The Australian Small Business and Family Enterprise Ombudsman, Kate Carnell agrees with RBA Governor Philip Lowe’s view that small business needs support from our financial institutions.

“In cutting the official cash rate to an all-time low of 0.75 per cent, RBA Governor Philip Lowe made several pertinent observations about the credit squeeze affecting the Australian small-business sector and how that’s effecting the economy more broadly,” Carnell stated. “Most would agree with Dr Lowe’s comment that we will all be better off if businesses have the confidence to expand, invest, innovate and hire people.”

Lowe has earlier stated that lending standards have strengthened, but the ‘pendulum may have swung a bit too far’ in some areas.

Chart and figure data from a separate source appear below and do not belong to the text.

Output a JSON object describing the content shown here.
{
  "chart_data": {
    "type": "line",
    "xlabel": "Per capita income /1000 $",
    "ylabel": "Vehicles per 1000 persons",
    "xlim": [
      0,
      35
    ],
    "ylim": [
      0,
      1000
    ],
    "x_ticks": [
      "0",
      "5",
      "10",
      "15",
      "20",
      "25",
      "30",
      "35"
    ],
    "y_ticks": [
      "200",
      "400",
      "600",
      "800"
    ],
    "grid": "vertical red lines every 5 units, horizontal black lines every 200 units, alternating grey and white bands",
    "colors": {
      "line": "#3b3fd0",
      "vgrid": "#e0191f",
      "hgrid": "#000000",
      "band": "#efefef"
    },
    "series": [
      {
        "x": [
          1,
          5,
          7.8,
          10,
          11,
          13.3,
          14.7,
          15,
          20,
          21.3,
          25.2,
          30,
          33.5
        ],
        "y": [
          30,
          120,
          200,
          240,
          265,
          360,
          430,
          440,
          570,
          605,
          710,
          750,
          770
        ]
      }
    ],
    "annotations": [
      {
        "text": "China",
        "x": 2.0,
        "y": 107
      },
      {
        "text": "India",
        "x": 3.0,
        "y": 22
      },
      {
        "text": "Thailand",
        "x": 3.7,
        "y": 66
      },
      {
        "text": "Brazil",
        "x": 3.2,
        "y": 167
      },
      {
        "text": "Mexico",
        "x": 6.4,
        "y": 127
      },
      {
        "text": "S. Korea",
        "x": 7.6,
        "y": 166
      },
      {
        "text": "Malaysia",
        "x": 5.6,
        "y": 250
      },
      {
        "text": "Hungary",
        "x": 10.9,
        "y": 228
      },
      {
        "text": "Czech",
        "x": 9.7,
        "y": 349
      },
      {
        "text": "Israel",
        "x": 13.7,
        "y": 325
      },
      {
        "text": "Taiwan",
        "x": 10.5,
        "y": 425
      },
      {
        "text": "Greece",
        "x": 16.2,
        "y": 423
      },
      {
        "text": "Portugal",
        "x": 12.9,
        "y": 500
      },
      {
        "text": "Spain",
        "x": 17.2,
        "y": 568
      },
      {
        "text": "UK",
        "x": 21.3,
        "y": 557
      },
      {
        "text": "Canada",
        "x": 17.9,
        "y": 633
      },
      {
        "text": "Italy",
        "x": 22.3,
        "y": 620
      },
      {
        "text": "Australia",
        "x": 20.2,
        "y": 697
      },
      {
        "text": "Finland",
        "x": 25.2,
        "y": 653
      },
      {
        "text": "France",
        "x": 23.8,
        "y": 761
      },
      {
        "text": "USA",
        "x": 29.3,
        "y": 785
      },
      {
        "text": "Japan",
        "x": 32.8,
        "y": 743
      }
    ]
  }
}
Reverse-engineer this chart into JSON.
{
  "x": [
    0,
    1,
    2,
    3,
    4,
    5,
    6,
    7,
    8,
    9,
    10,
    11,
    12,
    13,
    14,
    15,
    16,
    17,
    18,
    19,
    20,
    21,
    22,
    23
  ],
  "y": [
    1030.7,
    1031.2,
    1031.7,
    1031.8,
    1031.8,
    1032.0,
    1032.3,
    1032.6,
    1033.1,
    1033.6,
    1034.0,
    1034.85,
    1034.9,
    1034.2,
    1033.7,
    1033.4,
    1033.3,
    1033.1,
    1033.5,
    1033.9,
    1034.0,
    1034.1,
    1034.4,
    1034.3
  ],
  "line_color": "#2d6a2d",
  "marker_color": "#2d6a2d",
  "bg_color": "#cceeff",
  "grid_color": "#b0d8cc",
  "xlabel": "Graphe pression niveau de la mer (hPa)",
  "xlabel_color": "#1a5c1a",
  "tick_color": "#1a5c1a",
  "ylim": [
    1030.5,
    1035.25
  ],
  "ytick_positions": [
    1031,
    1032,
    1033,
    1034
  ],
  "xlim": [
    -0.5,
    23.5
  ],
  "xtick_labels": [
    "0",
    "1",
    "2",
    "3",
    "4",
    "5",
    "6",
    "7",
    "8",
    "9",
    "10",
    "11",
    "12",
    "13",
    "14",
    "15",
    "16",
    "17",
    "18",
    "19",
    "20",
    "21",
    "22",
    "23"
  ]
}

“Vitally, Dr Lowe made it clear that our financial institutions should support small businesses, stating ‘lenders should not be so scared of making a loan that goes bad that they don’t provide the credit the economy needs’. The RBA Governor’s advice should be heeded,” Carnell pointed

The ASBFEO noted that the overwhelming feedback from the small business community is that a lack of access to funding is their biggest barrier to growth, especially in terms of lending.

The most recent SME Growth Index revealed one in five SMEs are experiencing cashflow problems due to business loans being rejected. The Australian Banking Association also acknowledged that small business loan applications have fallen by 33 per cent since 2014.

“It’s time we all sit up and listen to the RBA Governor. If our financial institutions change the way they do business with SMEs, it might just give small businesses the confidence they need to grow, which would be if significant benefit the Australian economy,” Carnell said.